Amid the specter of fierce fighting in Ukraine over the coming spring, Vice President Harris has arrived in Germany for the Munich Security Conference, where she will convey the United States’ continuing commitment to Kyiv. Secretary of State Antony Blinken will join her at the annual international gathering of political, intelligence and defense leaders.
On the ground in Ukraine, heavy fighting continues in Bakhmut, the eastern city that military experts say has become a symbolic rather than strategic target. Yevgeniy Prigozhin, the leader of the Wagner Group, a Kremlin-linked mercenary organization, told state media that Russia would not encircle the battered city until March or April.
Here’s the latest on the war and its ripple effects across the globe.
Key developments
- Russian shelling in Bakhmut killed five civilians, injured nine and destroyed many residential buildings on Thursday, the office of Ukraine’s prosecutor general said. The statement alleged that Russia targeted civilian areas and said Ukraine has launched an investigation into whether the attack violated the laws of war.

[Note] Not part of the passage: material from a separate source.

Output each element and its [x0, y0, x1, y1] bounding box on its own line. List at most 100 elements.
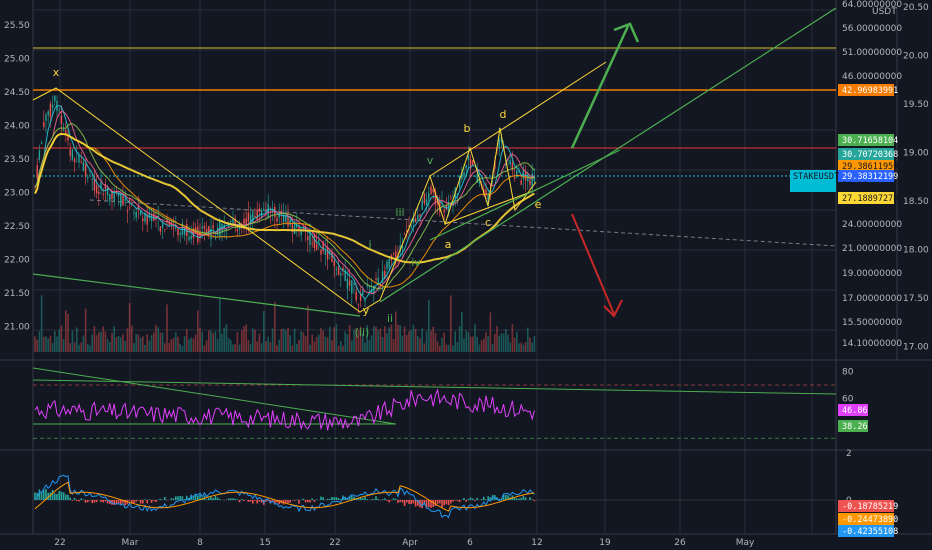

- Russian spy agencies have experienced greater damage after a year of war in Ukraine than they have since the end of the Cold War, The Post reports. The campaign to catch Russian spies appears to have caught Moscow off guard, blunting their ability to carry out espionage operations.
- The United States and its partners in the Group of Seven are planning to hit Russia with major new sanctions coinciding with the war’s first anniversary on Feb. 24, a senior U.S. official said Thursday, according to AFP. The package is expected to include more banking restrictions, limit technology flow to Russia’s defense industry, and crack down on those who are evading sanctions.
Battleground updates
- Russian ‘spy’ balloons over Ukraine are often decoys meant to waste military resources by drawing ammunition and attention, Ukrainian officials said. Yuriy Ihnat, a spokesman for Ukraine’s Air Force, told The Post the balloons are outdated military technology and not worthy of attention. “They’re trying to distract us,” he said.
- Belarus will join the fighting only if it is attacked by Ukraine, authoritarian leader Alexander Lukashenko said Thursday. At a news conference in Minsk, Lukashenko blamed Ukraine for provoking Russia’s full-scale invasion and said, “If they commit aggression against Belarus, the answer will be the cruelest.”
- Russian forces are now launching cruise missiles at night to surprise Ukrainian air defense forces, Ihnat told a local public broadcaster. The time frame marks a change in strategy for Moscow, which had previously favored launching them during the day, he said.
Global impact
- Moldovan police found missile debris near the country’s border with Ukraine, hours after overnight Russian strikes on Ukraine, the country’s Ministry of Internal Affairs said. The discovery came just days after Moldova accused Russia of plotting to topple its government and as Moldovan Parliament swore in the new, West-leaning prime minister, Dorin Recean.
- Roughly 1.1 million Ukrainians arrived in Germany in 2022, the German federal statistics office announced Thursday. The report said that last year alone, net immigration from Ukraine, at 962,000 people, surpassed that from Syria, Afghanistan and Iraq combined from 2014 to 2016, the height of the migrant crisis in Europe.
- Billionaire investor George Soros said a Ukrainian win in the war would lead to the “dissolution of the Russian empire,” in remarks at the Munich Security Conference. Such a victory would also be a loss for Chinese President Xi Jinping, Soros said. “It would bring huge relief to open societies and create tremendous problems for closed ones.”
From our correspondents
Germany pledged a military revamp when Ukraine war began. Now it’s worse off: After Russia launched its full-scale invasion of Ukraine, German Chancellor Olaf Scholz raised expectations for a huge boost in defense spending and a revitalization of the country’s armed forces.
But a nearly year later, the military resources have been impacted by aid shipments to Ukraine and forces are in a worse place, Germany’s new defense minister, Boris Pistorius, told The Post’s Loveday Morris, Kate Brady and David L. Stern. “Given the rate at which materiel and weapons and ammunition are being provided, it’s impossible to reorder and deliver again,” Pistorius said.